Wij zijn het eens met de vraag van D66 om aanvullende informatie. Dus steun voor zowel de brief als het debat. 

De heer Bisschop (SGP):

Het lijkt mij goed om eerst die informatie binnen te hebben en daarna te bepalen of er een debat moet plaatsvinden. 

De voorzitter:

Dus voorlopig geen steun. 

De heer Bisschop (SGP):

Vooralsnog geen steun voor dit debat, maar wel voor de brief. 

Mevrouw Keijzer (CDA):

Ik ben een beetje verbaasd over dit voorstel van de PvdA-fractie. We hebben voor het reces, dus eind april, een algemeen overleg gehad over de transitie van de jeugdzorg. Daarin hebben wij expliciet gesproken over de vraag wat er moet gebeuren met kwetsbare jongeren die 18 jaar worden. De PvdA-staatssecretaris heeft toen toegezegd dat hij het gaat bekijken en dat hij … 

De voorzitter:

Dus geen steun? 

Mevrouw Keijzer (CDA):

… naar de Kamer komt met informatie. Ik ben dus een beetje verbaasd hierover. 

De voorzitter:

Steun of geen steun? 

Mevrouw Keijzer (CDA):

Voorzitter, ik geef geen steun aan dit verzoek. Ik begrijp dat u mij afkapt, maar dan moet u dat ook wel bij iedereen doen. Anders is het een beetje oneerlijk. 

De voorzitter:

Dat doe ik ook bij iedereen, maar soms begin ik ook even … 

Mevrouw Leijten (SP):

Ik steun het verzoek. Ik heb er net als mevrouw Keijzer gemengde gevoelens bij, maar ik steun het verzoek wel, want het is belangrijk om het erover te hebben. Het is zeker ook belangrijk om zaken te wijzigen die bij de Jeugdwet fout zijn gegaan. 

De heer De Graaf (PVV):

Steun van de PVV-fractie. 

Mevrouw Van der Burg (VVD):

Zoals al door collega's is gezegd, hebben wij het hier eind april over gehad. Dit onderwerp moet wel steeds terugkomen, want het is een belangrijk onderwerp. 

De voorzitter:

Ook voor u geldt: steun of geen steun? Anders wordt mevrouw Keijzer boos. 

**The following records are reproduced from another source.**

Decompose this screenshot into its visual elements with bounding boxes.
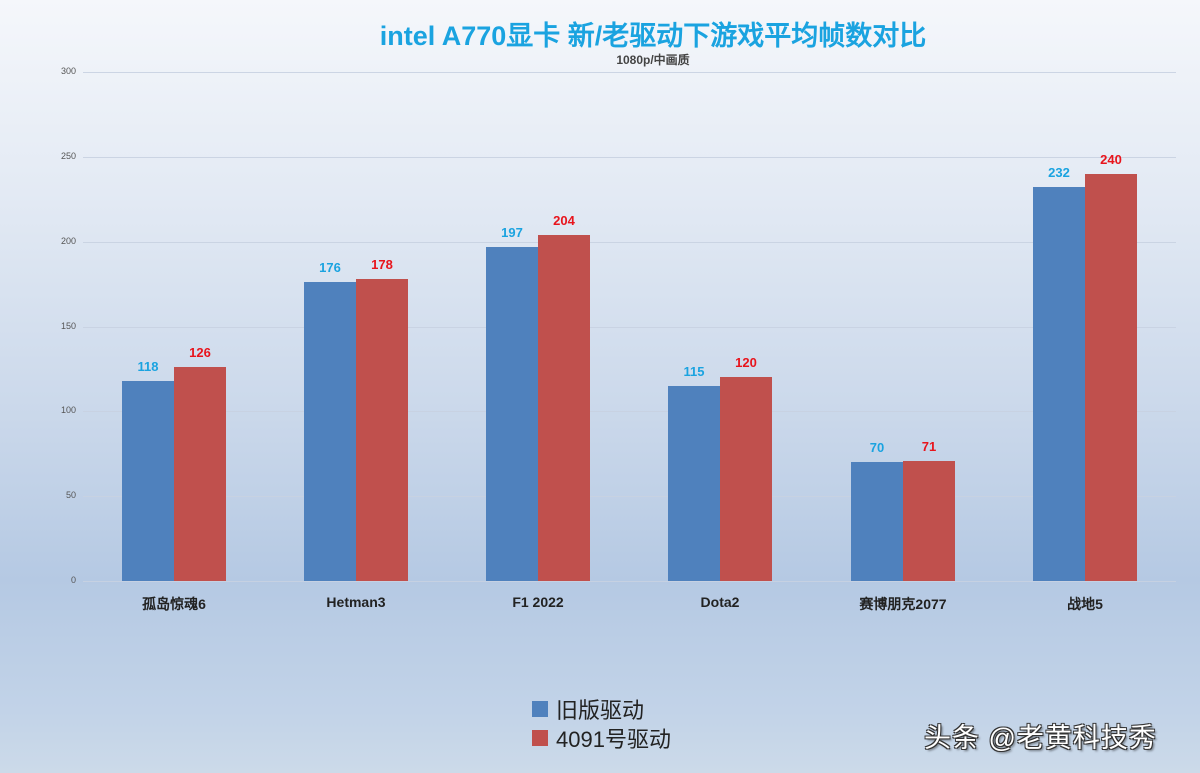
- bar-old-driver: [1033, 187, 1085, 581]
- bar-old-driver: [668, 385, 720, 581]
- bar-old-driver: [851, 462, 903, 581]
- value-label-old: 70: [869, 440, 885, 456]
- chart-subtitle: 1080p/中画质: [616, 53, 690, 67]
- y-tick-label: 250: [60, 150, 76, 161]
- gridline: [83, 241, 1176, 243]
- value-label-old: 118: [137, 358, 159, 374]
- gridline: [83, 496, 1176, 498]
- value-label-old: 115: [683, 363, 705, 379]
- bar-new-driver: [903, 460, 955, 581]
- y-tick-label: 150: [60, 320, 76, 331]
- value-label-old: 232: [1048, 165, 1070, 181]
- bar-new-driver: [538, 234, 590, 581]
- chart-title: intel A770显卡 新/老驱动下游戏平均帧数对比: [379, 21, 927, 51]
- legend-label-new: 4091号驱动: [556, 726, 671, 752]
- x-axis-label: Dota2: [700, 594, 740, 610]
- legend-swatch-old: [532, 700, 548, 717]
- gridline: [83, 72, 1176, 73]
- watermark: 头条 @老黄科技秀: [924, 723, 1157, 753]
- legend-item-old-driver: 旧版驱动: [532, 694, 671, 723]
- value-label-new: 71: [921, 438, 937, 454]
- x-axis-label: 孤岛惊魂6: [142, 596, 206, 612]
- legend: 旧版驱动 4091号驱动: [532, 694, 671, 752]
- x-axis-label: Hetman3: [326, 594, 386, 610]
- value-label-new: 120: [735, 355, 757, 371]
- legend-item-new-driver: 4091号驱动: [532, 723, 671, 752]
- value-label-new: 204: [553, 212, 575, 228]
- bar-new-driver: [720, 377, 772, 581]
- y-tick-label: 100: [60, 405, 76, 416]
- x-axis-label: 赛博朋克2077: [859, 596, 947, 612]
- bar-old-driver: [122, 380, 174, 581]
- x-axis-label: 战地5: [1067, 596, 1103, 612]
- value-label-old: 176: [319, 260, 341, 276]
- legend-label-old: 旧版驱动: [556, 697, 645, 723]
- y-tick-label: 200: [60, 235, 76, 246]
- y-tick-label: 50: [65, 490, 76, 501]
- legend-swatch-new: [532, 729, 548, 746]
- gridline: [83, 581, 1176, 582]
- value-label-new: 178: [371, 256, 393, 272]
- value-label-new: 126: [189, 345, 211, 361]
- bar-old-driver: [304, 282, 356, 581]
- gridline: [83, 156, 1176, 158]
- x-axis-label: F1 2022: [512, 594, 564, 610]
- value-label-new: 240: [1100, 151, 1122, 167]
- y-tick-label: 0: [70, 575, 76, 585]
- y-tick-label: 300: [60, 66, 76, 76]
- bar-new-driver: [174, 367, 226, 581]
- value-label-old: 197: [501, 224, 523, 240]
- bar-old-driver: [486, 246, 538, 581]
- gridline: [83, 411, 1176, 413]
- bar-new-driver: [356, 278, 408, 581]
- gridline: [83, 326, 1176, 328]
- bar-new-driver: [1085, 173, 1137, 581]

Mevrouw Van der Burg (VVD):

Ik vind dat het ook in een algemeen overleg kan in samenhang … 

De voorzitter:

Dus geen steun. 

Mevrouw Van der Burg (VVD):

Geen steun op dit moment, maar wel steun voor de brief. 

De voorzitter:

Mevrouw Ypma, er is geen steun voor het houden van een debat, maar wel voor het vragen van een brief met informatie over de motie van mevrouw Bergkamp. 

Mevrouw Ypma (PvdA):

Als in die brief dan ook een reactie kan worden gegeven op het rapport van de Kinderombudsman, dat gisteren verschenen is en dat de aanleiding hiervoor is, en op de aanbevelingen uit dat rapport, dan zal ik tijdens de procedurevergadering hierop terugkomen. Wellicht is er dan wel steun voor een algemeen overleg. 

De heer Verhoeven (D66):

De bijdrage van mevrouw Bergkamp betrof overigens een amendement. 

De voorzitter:

Een amendement. Goed. Ik zal het stenogram van dit deel van de vergadering doorgeleiden naar het kabinet. 

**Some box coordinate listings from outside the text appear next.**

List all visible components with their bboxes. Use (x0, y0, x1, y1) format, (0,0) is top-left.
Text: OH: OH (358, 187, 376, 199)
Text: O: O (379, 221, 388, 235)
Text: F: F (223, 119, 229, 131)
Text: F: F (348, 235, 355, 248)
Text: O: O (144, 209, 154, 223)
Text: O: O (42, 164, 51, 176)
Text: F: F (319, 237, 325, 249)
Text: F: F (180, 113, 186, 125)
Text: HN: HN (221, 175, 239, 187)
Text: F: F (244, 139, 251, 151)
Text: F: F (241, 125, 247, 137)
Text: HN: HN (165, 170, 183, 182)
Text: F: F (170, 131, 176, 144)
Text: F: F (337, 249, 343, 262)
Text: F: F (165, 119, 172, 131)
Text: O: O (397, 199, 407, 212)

Ik geef het woord aan mevrouw Ouwehand van de Partij voor de Dieren. 

Mevrouw Ouwehand (PvdD):

Voorzitter. Als je geen landbouwwoordvoerder bent, zul je je nu afvragen wat al die technische termen betekenen, maar de melkveesector schiet door zijn zelfopgelegde fosfaatproductieplafond heen, zo blijkt vandaag uit cijfers van het CBS. De staatssecretaris heeft gezegd dat er extra maatregelen komen als wij door het landelijk plafond schieten, maar ook het landelijk plafond is al binnen bereik. Dat konden wij zien aankomen, maar belangrijk is vooral dat de staatssecretaris maatregelen heeft aangekondigd. Daarover zal zij een brief sturen. Het lijkt mij goed om het debat dat wij hierover zullen moeten voeren, alvast in te plannen. Dan kunnen wij spreken over de derogatie die wij dreigen te verliezen en de maatregelen die de staatssecretaris dan voorstelt. 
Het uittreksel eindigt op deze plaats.